Pemerintahan Biden saat ini berusaha untuk kembali ke kesepakatan, tetapi upaya mereka sejauh ini tidak membuahkan hasil. Teheran menginginkan jaminan, AS tidak akan begitu saja mengabaikan kesepakatan itu lagi di waktu yang akan datang.

3 dari 4 halaman

Menlu Iran: Kesepakatan Nuklir Akan Tercapai Jika AS Realistis

Menteri Luar Negeri Iran Hossein Amir-Abdollahian pada Senin mendesak Amerika Serikat untuk menjadi "realistis" untuk membantu mencapai kesepakatan dalam pembicaraan Wina yang bertujuan menghidupkan kembali kesepakatan nuklir 2015, yang secara resmi dikenal sebagai Rencana Aksi Komprehensif Gabungan (JCPOA).

Diplomat Iran mengatakan dalam sebuah tweet bahwa "tuntutan berlebihan" dari Amerika Serikat dapat menyebabkan jeda dalam negosiasi Wina karena Iran "tidak akan pernah menyerah" pada tuntutan tersebut.

Amir-Abdollahian juga menunjukkan bahwa "kesepakatan dapat dicapai jika Amerika Serikat realistis."

Sebelumnya pada hari itu, Juru Bicara Kementerian Luar Negeri Iran Saeed Khatibzadeh mengatakan bahwa Amerika Serikat harus bertanggung jawab atas penundaan pembicaraan di Wina.

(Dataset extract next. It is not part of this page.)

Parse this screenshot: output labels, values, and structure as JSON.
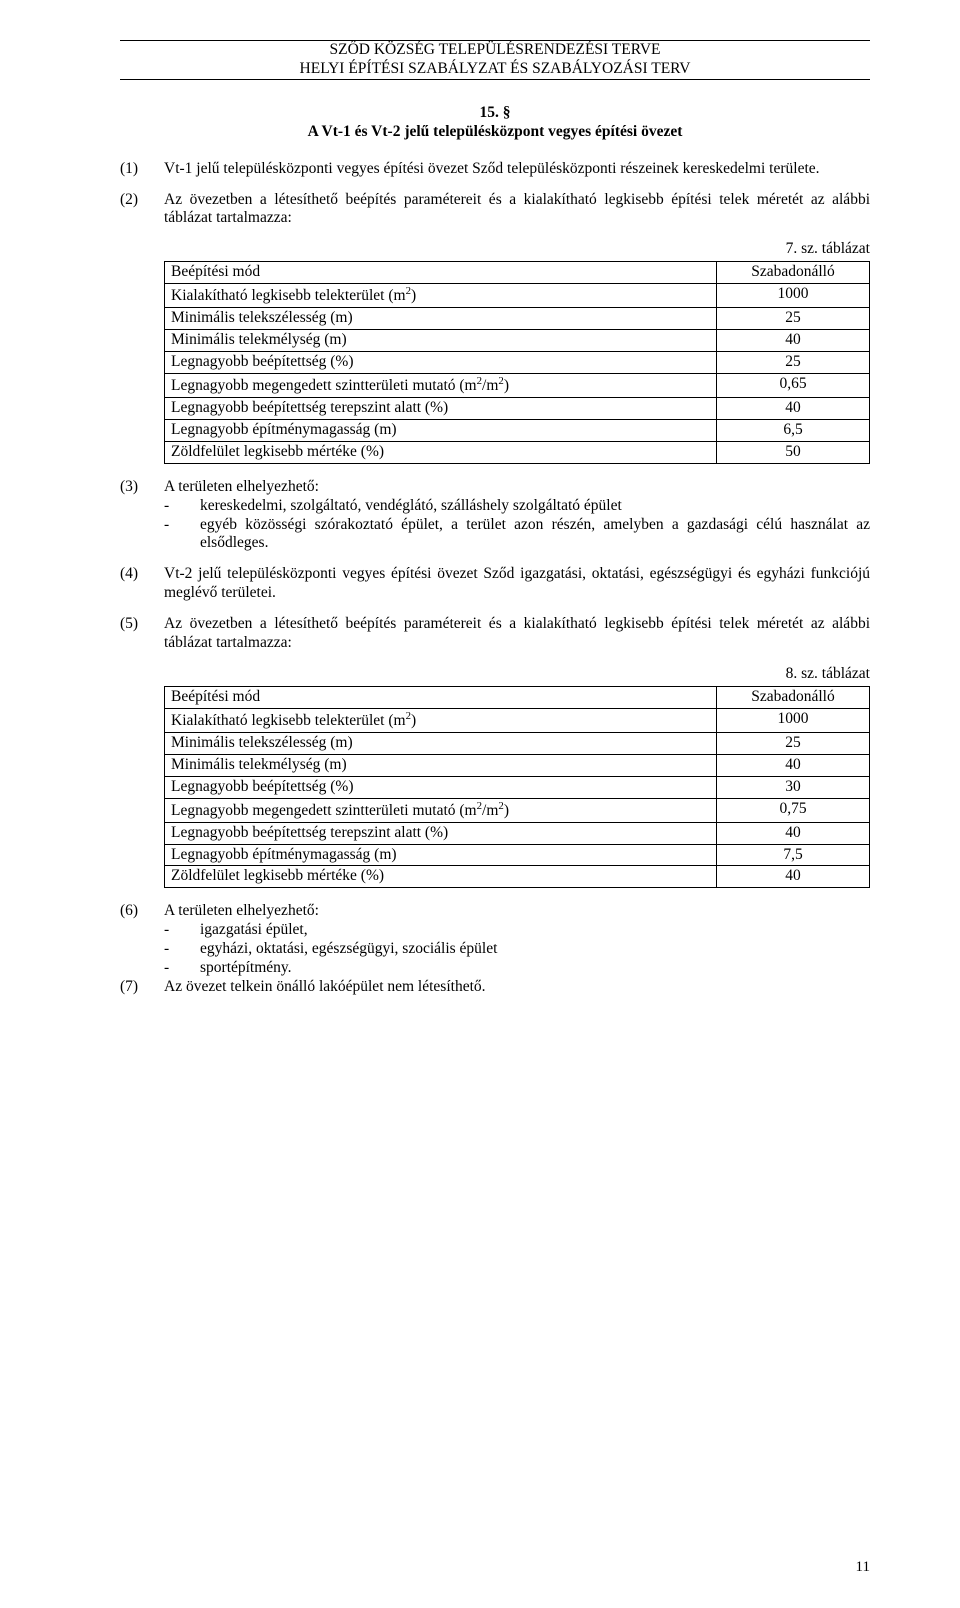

Iran menandatangani JCPOA dengan kekuatan dunia pada Juli 2015. Namun, mantan Presiden AS Donald Trump menarik Amerika Serikat keluar dari perjanjian pada Mei 2018 dan menerapkan kembali sanksi sepihak terhadap Teheran, mendorong republik Islam itu untuk mengurangi beberapa komitmen nuklirnya di bawah kesepakatan sebagai pembalasan.

4 dari 4 halaman

Upaya Kembali Capai Kesepakatan

Sejak April 2021, delapan putaran pembicaraan telah diadakan di Wina antara Iran dan pihak-pihak JCPOA yang tersisa, yaitu China, Rusia, Inggris, Prancis, dan Jerman, untuk menghidupkan kembali kesepakatan itu.

Selama beberapa minggu terakhir, laporan dari Wina menunjukkan bahwa para perunding "dekat" dengan kesepakatan dengan beberapa masalah utama yang tersisa yang membutuhkan "keputusan politik" dari para pihak.